Playlist
Nine Antico’s feature debut is a quintessentially Parisian confection that provides Sara Forestier with her most impressive role to date.
In 2014 the French cartoonist Nine Antico wrote and directed a short film entitled Tonite. Now she follows that up with her first feature, Playlist, which is set in Paris. Its screenplay is one on which she collaborated with Marc Syrigas and it does have a male voice over provided by Bertrand Belin, but this is a film which looks at life from a decidedly female perspective. The central figure is Sophie played by Sara Forestier, a young woman still finding her way in life. Although she has for a year been involved with a boyfriend, Jean (Pierre Lottin), once he makes her pregnant it becomes all too apparent that he does not want to settle down with her and this situation leads her to opt for an abortion. Work-wise she is a waitress who readily gives up that job to become an employee of Jean-Luc (Grégoire Colin), a publisher of graphic novels. She herself draws and secretly has hopes that Jean-Luc might become interested in her work. Nevertheless, despite having an innate talent, she is at twenty-six already too old to be eligible for studies that would develop her skills in this respect.
At the film’s outset our narrator has expressed the view that when growing up youngsters are confident that they will be able to fulfil their dreams but that subsequently they come to recognise how problematic life really is. Sophie is presented as an example of somebody who illustrates this: in her twenties she is casting around uneasily for a man who will be her true soulmate and trying to find a way to turn her drawing skills into a career, but success is elusive on both counts. Similarly, her best friend, Julia (Laetitia Dosch), who has acting ambitions, is struggling to get a good film role and Sophie’s room-mate, Louise (Inas Chanti), a legal intern, is also facing problems.

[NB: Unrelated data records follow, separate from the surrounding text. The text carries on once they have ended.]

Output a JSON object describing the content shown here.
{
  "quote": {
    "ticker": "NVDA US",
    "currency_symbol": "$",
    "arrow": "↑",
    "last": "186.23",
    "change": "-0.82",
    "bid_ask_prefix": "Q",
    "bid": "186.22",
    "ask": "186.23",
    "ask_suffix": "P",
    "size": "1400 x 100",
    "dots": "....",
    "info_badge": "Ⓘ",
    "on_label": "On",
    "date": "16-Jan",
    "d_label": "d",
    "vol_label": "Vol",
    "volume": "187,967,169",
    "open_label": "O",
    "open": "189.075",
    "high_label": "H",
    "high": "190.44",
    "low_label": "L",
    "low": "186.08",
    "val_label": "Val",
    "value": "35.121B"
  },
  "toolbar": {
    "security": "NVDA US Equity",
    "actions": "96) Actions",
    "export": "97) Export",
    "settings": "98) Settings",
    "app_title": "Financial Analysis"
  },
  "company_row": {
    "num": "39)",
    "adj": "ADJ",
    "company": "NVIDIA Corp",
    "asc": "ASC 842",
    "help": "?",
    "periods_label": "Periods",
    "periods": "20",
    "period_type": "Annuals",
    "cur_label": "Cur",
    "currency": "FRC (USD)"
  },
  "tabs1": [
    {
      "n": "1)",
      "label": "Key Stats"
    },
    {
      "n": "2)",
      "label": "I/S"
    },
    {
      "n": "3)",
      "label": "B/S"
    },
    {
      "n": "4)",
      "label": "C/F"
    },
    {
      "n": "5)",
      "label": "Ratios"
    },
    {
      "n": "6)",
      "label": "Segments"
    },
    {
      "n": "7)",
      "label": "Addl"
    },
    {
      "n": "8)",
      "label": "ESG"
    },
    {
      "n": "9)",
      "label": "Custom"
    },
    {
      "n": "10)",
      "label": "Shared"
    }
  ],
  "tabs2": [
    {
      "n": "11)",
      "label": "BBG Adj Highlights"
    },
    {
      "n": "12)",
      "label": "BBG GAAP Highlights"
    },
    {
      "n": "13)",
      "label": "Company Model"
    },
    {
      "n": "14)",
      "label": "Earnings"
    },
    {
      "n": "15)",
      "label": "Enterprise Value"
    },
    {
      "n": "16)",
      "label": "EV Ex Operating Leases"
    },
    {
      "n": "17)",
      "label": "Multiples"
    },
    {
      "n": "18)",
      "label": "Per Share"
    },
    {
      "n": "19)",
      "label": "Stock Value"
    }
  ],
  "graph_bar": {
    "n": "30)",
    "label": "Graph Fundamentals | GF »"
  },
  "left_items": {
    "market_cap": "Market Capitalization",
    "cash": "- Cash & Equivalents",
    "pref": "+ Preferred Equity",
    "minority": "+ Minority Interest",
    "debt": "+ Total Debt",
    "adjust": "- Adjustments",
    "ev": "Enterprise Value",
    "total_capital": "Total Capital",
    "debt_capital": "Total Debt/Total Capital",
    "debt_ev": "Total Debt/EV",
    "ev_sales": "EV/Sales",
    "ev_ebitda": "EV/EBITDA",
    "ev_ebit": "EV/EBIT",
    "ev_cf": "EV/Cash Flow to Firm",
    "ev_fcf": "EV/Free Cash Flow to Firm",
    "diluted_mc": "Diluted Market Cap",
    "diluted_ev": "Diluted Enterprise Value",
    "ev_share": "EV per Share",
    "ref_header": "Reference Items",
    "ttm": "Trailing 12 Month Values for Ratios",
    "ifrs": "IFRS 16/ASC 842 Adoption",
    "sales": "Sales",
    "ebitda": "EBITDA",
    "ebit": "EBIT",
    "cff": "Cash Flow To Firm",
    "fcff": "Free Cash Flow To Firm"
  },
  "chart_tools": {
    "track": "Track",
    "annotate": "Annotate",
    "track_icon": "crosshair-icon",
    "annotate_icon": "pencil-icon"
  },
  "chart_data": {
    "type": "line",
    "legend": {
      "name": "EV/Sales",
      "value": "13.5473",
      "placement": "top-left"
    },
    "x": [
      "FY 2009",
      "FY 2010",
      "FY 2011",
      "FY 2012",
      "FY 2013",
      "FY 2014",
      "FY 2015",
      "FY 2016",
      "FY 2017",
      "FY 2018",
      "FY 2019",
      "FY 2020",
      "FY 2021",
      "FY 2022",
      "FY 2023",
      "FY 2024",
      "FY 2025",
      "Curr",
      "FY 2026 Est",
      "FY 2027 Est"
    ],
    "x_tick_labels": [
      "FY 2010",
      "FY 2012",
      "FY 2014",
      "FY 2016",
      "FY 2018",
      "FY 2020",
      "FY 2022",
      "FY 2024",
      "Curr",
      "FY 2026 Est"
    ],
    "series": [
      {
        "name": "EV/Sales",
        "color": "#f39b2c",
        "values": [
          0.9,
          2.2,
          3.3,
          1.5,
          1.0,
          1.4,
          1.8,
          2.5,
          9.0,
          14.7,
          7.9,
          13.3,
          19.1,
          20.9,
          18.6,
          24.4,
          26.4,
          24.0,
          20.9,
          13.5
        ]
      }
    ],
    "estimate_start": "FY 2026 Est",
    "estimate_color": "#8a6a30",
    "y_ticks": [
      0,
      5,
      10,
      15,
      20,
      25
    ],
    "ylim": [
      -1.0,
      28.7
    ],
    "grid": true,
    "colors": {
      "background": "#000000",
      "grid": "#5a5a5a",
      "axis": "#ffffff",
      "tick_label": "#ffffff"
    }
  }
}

Oddly but not unattractively, this contemporary tale is shot in black and white. Playlist is a work with a tone that is clearly sympathetic to the issues faced by its central characters but which nevertheless avoids the deeper drama that these themes might suggest. Instead it seeks to be an attractive entertainment, one in which humour definitely plays a part and in which a number of songs are heard in passing on the soundtrack, not least Daniel Johnston’s ‘True Love Will Find You In The End’ which features twice. The film’s greatest asset is undoubtedly Sara Forestier who perfectly captures Sophie’s vulnerable naivety. But, while audiences will readily empathise with Sophie, the film emerges as distinctly episodic and fails to find and develop a sufficiently precise central focus. An opportunity for this arises when the narrator asks which of the following is the braver action: to persevere in your course when failure seems likely or to recognise the need to make a change. Without necessarily becoming any heavier in tone, a closer investigation of this question would have added much to a film that already shows us women who are young and yet old enough to be losing real hope of finding love and attaining fulfilling work. As it stands, while it is true that Playlist is quintessentially French and gains much from the presence of Sara Forestier, it is a film that leaves a much slighter impression than it might have done.
MANSEL STIMPSON
Cast: Sara Forestier, Laetitia Dosch, Pierre Lottin, Andranic Manet, Inas Chanti, Grégoire Colin, Lescop, Jackie Berroyer, Killoffer, Hervé Lacroix, Laura Luna, and Bertrand Belin as narrator.
Dir Nine Antico, Pro Thomas Verhaeghe and Mathieu Verhaeghe, Screenplay Nine Antico with Marc Syrigas, Ph Julie Conte, Set Dec Léa Adriansen, Ed Carole Le Page, Costumes Ariane Daurat.
Atelier de Production/Playtime/SG Image 2018/Ciné+-Curzon.
86 mins. France. 2021. Rel: 22 October 2021. No Cert.